Monsieur le ministre, je tiens à saluer votre courage sur la redéfinition de la géographie prioritaire. Tout le monde l’a dit, nous ne pouvons que nous féliciter de votre choix : le critère retenu semble bon et, surtout, il ne prête pas le flanc aux critiques politiques, dans la mesure où il est clair et simple. En somme, ce critère ne peut qu’être unanimement approuvé. Vous allez mettre un coup d’arrêt aux interrogations, aux débats et aux demandes. On ne peut que soutenir votre démarche.

La réduction du nombre de quartiers prioritaires devra permettre de concentrer les aides pour éviter les saupoudrages. Il faudra cependant veiller à ce que cela se traduise bien par une concentration des efforts, et non par une baisse des dotations en faveur de la politique de la ville.

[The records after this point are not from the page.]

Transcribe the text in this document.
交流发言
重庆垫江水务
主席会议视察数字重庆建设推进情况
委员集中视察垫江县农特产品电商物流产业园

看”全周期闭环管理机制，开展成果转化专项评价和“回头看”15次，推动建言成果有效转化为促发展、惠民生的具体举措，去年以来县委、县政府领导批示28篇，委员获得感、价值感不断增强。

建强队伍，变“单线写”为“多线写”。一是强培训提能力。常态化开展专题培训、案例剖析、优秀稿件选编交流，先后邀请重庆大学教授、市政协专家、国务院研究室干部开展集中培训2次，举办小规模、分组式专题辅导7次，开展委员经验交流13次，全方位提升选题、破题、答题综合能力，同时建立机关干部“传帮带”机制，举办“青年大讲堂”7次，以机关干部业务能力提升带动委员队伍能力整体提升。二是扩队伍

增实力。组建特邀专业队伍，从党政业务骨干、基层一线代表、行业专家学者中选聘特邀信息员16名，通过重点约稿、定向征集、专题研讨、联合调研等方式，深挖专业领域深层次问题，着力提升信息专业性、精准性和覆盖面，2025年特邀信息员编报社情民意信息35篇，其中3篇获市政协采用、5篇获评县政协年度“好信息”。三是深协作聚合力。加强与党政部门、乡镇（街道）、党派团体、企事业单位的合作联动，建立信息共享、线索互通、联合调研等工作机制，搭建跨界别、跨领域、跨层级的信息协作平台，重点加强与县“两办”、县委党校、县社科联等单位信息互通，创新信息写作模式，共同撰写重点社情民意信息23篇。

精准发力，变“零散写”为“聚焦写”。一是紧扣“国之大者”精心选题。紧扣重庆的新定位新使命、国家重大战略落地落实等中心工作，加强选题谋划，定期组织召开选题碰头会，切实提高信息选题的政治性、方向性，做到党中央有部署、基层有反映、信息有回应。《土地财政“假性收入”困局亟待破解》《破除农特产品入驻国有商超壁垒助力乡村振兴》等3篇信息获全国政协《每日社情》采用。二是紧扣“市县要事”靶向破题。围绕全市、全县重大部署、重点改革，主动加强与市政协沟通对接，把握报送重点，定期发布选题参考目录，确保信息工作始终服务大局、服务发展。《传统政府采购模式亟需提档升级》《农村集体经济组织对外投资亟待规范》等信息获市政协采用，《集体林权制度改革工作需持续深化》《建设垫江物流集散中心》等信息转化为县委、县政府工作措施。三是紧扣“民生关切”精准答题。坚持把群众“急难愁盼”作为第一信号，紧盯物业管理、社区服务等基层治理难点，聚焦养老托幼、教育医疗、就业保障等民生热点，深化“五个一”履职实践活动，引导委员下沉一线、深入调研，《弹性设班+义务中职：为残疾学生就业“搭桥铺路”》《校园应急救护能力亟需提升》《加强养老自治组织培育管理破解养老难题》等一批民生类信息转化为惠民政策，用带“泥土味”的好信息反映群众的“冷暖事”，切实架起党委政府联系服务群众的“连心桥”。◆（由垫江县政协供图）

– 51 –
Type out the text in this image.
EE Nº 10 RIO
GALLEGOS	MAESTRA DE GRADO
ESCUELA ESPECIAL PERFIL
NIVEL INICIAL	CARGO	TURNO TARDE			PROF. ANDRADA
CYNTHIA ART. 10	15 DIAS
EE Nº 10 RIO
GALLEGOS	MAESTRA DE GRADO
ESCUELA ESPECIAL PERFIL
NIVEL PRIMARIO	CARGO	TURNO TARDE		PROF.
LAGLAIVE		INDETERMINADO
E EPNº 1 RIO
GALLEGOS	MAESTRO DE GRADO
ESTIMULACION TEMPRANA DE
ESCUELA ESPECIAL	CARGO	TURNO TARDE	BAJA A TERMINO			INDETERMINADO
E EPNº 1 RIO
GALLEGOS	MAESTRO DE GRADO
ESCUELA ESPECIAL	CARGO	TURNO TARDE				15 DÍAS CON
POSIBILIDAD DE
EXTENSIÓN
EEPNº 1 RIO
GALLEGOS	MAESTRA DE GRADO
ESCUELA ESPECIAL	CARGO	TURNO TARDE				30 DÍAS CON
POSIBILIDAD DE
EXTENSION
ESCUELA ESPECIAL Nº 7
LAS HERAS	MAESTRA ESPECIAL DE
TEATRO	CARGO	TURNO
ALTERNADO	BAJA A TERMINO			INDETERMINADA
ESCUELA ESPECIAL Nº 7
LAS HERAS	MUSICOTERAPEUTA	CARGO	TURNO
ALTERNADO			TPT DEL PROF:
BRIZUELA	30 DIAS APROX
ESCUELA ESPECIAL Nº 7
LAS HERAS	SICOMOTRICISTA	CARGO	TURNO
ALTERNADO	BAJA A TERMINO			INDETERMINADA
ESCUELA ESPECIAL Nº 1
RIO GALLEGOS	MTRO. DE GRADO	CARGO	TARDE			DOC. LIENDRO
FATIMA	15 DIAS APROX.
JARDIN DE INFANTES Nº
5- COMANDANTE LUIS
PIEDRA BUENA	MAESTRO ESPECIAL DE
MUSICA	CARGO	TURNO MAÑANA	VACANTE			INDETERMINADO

Nous saluons enfin le nouveau programme de rénovation urbaine, qui va dans le bon sens, même si l’enveloppe budgétaire pourrait être encore plus importante. Ce premier geste s’inscrit dans la continuité du précédent programme de rénovation urbaine.

Je formulerai un dernier regret, qui concerne les conseils citoyens. Nous aurions aimé qu’on leur laisse plus de souplesse, plus de possibilités de s’adapter à la réalité des territoires, à ce qui existe déjà et fonctionne, tout en garantissant la nécessaire concertation avec les habitants. J’espère que ces conseils n’entraîneront pas de lourdeurs supplémentaires, car cela freinerait le fonctionnement des territoires.

En conclusion : une géographie prioritaire fondée sur un critère objectif, une coproduction, des cosignatures, des amendements qui nous permettent d’avoir la certitude que les départements et les régions soutiendront la politique de la ville, un contrat unique qui allie humain et urbain, et un peuplement qui, nous l’espérons, monsieur le ministre, renforcera la mixité sociale, dans la continuité de l’effort engagé depuis dix ans.

Avant d’en terminer, je tiens à souligner que les territoires qui sortiront de la géographie prioritaire seront véritablement accompagnés ; vous nous avez rassurés sur ce point tout à l'heure. Nous espérons que vos propos seront traduits dans les faits, afin que les territoires concernés reçoivent un réel soutien. Pour cela, il faut que l’ensemble des ministères jouent le jeu.

Une moitié de notre groupe votera ce projet de loi, tandis que l’autre moitié s’abstiendra. Il n’y aura donc aucun vote négatif. (Mmes Chantal Jouanno et Marie-Thérèse Bruguière ainsi que M. le rapporteur applaudissent.)